Его выставили в витрине, полторы тысячи рублей. То есть треть цены «Москвича».
Экран 10х13 показывал нечётко. Потому что нечеткий же сигнал шел из Шаболовки. А звали его Т-1.
В 1948 году мало кто мог такое купить.
А спустя год, что ли, стали продавать уже «народный» КВН-49. Экран тоже как открытка. Но изображение чёткое
Водяные линзы к нему заливали дистиллированной водой из аптеки. А через линзу картинка увеличивалась до 13х18, — уже кое-что.
КВН выпускали военные, — и назвали по фамилиям конструкторов – Кенигсен, Варшавский и Никольский, — поэтому служил он надежно.
Но из 49-го я мало что помню. Кроме плюшевой кошки из ленд-лиза, которую таскал за хвост по двору. Пока не отняли. У нас в коммуналке телевизора не было. Дед, — хотя и мог его позволить, — каждую копеечку экономил на стройку дачи.
Телевизор стоял в квартире соседа-прокурора, дверь напротив нашей. И сын его, немалый оболтус Андрейка, пока отец на работе, звал к себе…
Какой убогой была наша жизнь до телевизора!
Ну, ходили подсматривать в окна Палеонтологического музея: там очищали кости мамонта. Ну, воровали мороженое. Ну, поливали прохожих из насоса. Мелочи всё это.
А вот КВН! Андрейкина мама, тетя Нина, усаживала нас на диван, давала каждому по конфете «Мишка на Севере» и по печенюшке «Красный Октябрь», включала голубой экран. И мы смотрели «Чапаева», «Смелые люди». В конце – чай со сгущенкой.
Прокурора взяли в 52-м, за год до смерти Сталина.
Адрейку с тетей Ниной куда-то переселили. А их трёшку превратили в коммуналку.
Там поселился рабочий Донского крематория, водительница троллейбуса с ребенком, фронтовая вдова. И еще один мудак с красным носом и свинячьими глазками. Из соседнего подъезда. Мы его дразнили мухомором, а он грозил кулаком.

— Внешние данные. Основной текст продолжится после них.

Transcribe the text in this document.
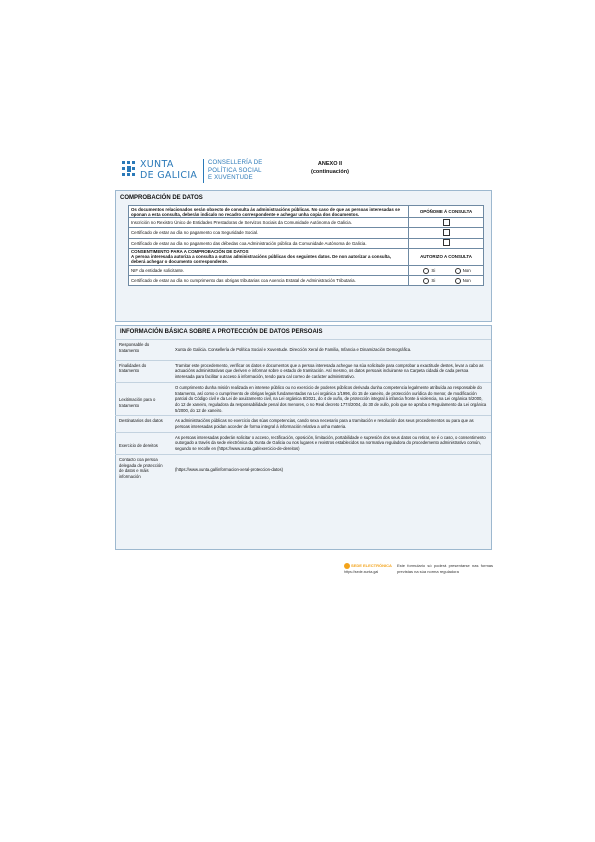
XUNTA
DE GALICIA
CONSELLERÍA DE
POLÍTICA SOCIAL
E XUVENTUDE
ANEXO II
(continuación)
COMPROBACIÓN DE DATOS
Os documentos relacionados serán obxecto de consulta ás administracións públicas. No caso de que as persoas interesadas se oponan a esta consulta, deberán indicalo no recadro correspondente e achegar unha copia dos documentos.	OPÓÑOME Á CONSULTA
Inscrición no Rexistro Único de Entidades Prestadoras de Servizos Sociais da Comunidade Autónoma de Galicia.	
Certificado de estar ao día no pagamento coa Seguridade Social.	
Certificado de estar ao día no pagamento das débedas coa Administración pública da Comunidade Autónoma de Galicia.	
CONSENTIMENTO PARA A COMPROBACIÓN DE DATOS
A persoa interesada autoriza a consulta a outras administracións públicas dos seguintes datos. De non autorizar a consulta, deberá achegar o documento correspondente.	AUTORIZO A CONSULTA
NIF da entidade solicitante.	Si Non
Certificado de estar ao día no cumprimento das obrigas tributarias coa Axencia Estatal de Administración Tributaria.	Si Non
INFORMACIÓN BÁSICA SOBRE A PROTECCIÓN DE DATOS PERSOAIS
Responsable do tratamento	Xunta de Galicia. Consellería de Política Social e Xuventude. Dirección Xeral de Familia, Infancia e Dinamización Demográfica.
Finalidades do tratamento	Tramitar este procedemento, verificar os datos e documentos que a persoa interesada achegue na súa solicitude para comprobar a exactitude destes, levar a cabo as actuacións administrativas que deriven e informar sobre o estado de tramitación. Así mesmo, os datos persoais incluiranse na Carpeta cidadá de cada persoa interesada para facilitar o acceso á información, tendo para cal correo de carácter administrativo.
Lexitimación para o tratamento	O cumprimento dunha misión realizada en interese público ou no exercicio de poderes públicos derivada dunha competencia legalmente atribuída ao responsable do tratamento, así como o cumprimento de obrigas legais fundamentadas na Lei orgánica 1/1996, do 15 de xaneiro, de protección xurídica do menor, de modificación parcial do Código civil e da Lei de axuizamento civil, na Lei orgánica 8/2021, do 4 de xuño, de protección integral á infancia fronte á violencia, na Lei orgánica 5/2000, do 12 de xaneiro, reguladora da responsabilidade penal dos menores, o no Real decreto 1774/2004, do 30 de xullo, polo que se aproba o Regulamento da Lei orgánica 5/2000, do 12 de xaneiro.
Destinatarios dos datos	As administracións públicas no exercicio das súas competencias, cando sexa necesario para a tramitación e resolución dos seus procedementos ou para que as persoas interesadas poidan acceder de forma integral á información relativa a unha materia.
Exercicio de dereitos	As persoas interesadas poderán solicitar o acceso, rectificación, oposición, limitación, portabilidade e supresión dos seus datos ou retirar, se é o caso, o consentimento outorgado a través da sede electrónica da Xunta de Galicia ou nos lugares e rexistros establecidos na normativa reguladora do procedemento administrativo común, segundo se recolle en (https://www.xunta.gal/exercicio-de-dereitos)
Contacto coa persoa delegada de protección de datos e máis información	(https://www.xunta.gal/informacion-xeral-proteccion-datos)
SEDE ELECTRÓNICA
https://sede.xunta.gal
Este formulario só poderá presentarse nas formas previstas na súa norma reguladora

Он, кстати, в 56-м отчего-то повесился.
Но всё равно перед глазами стоит другое. Эта уютная столовая, запах натертого паркета, воланистые партийные шторы. Стол под кружевной скатертью. А посередине хрустальная чаша, полная, — о, Боже мой! – конфет, печенья и соломки к чаю!
И таинственное мерцание экрана, что показывал другую жизнь.
Конечно, мы верили, будто всё, что на экране, было на самом деле.
ЧИСТЫЙ ПЕРЕУЛОК
Какую Россию мы затолкали вглубь себя, и редко показываем детям, стесняемся, — Бог весть…
После соловьиных переливов бардов, старший товарищ мой, газетный волчара, допив стакан, клал на колени шестиструнку, строил на семь.
Шесть это испанское, приговаривал. А семь — вот русская душа.
И не пел — выдыхал, выкрикивал, ударяя по струнам и тараща глаза: «Я был батальонный разведчик, а он писаришка штабной. //Я был за Россию ответчик, а он спал с моею женой».
С таким радостным изумлением, — как будто родной берег показался вдали, — балдел то ли от песни, то ли от себя.
Это были городские баллады Охрименко.
Они возвращал нас во дворы той Москвы с ларьками «Пиво-воды» и ментами в белых кителях. Когда пели под гитарёнку с карандашом под грифом и переводной русалкой на деке.
Пели инвалиды в электричках под гармонь, вкатывались в вагон, тележки на подшипниках: подайте, друзья, сколько может!
Эти горькие и смешливые песенки от Чистого переулка катились по Москве и всей стране. Про «ГамлЕта», который ходил с пистолетом. Еще «Жил-был великий писатель, Лев Николаевич Толстой», и «Отелло, мавр венецианский».
Заставить людей улыбнуться и подпеть, или вдруг заплакать, может лишь очень точный текст эпохи.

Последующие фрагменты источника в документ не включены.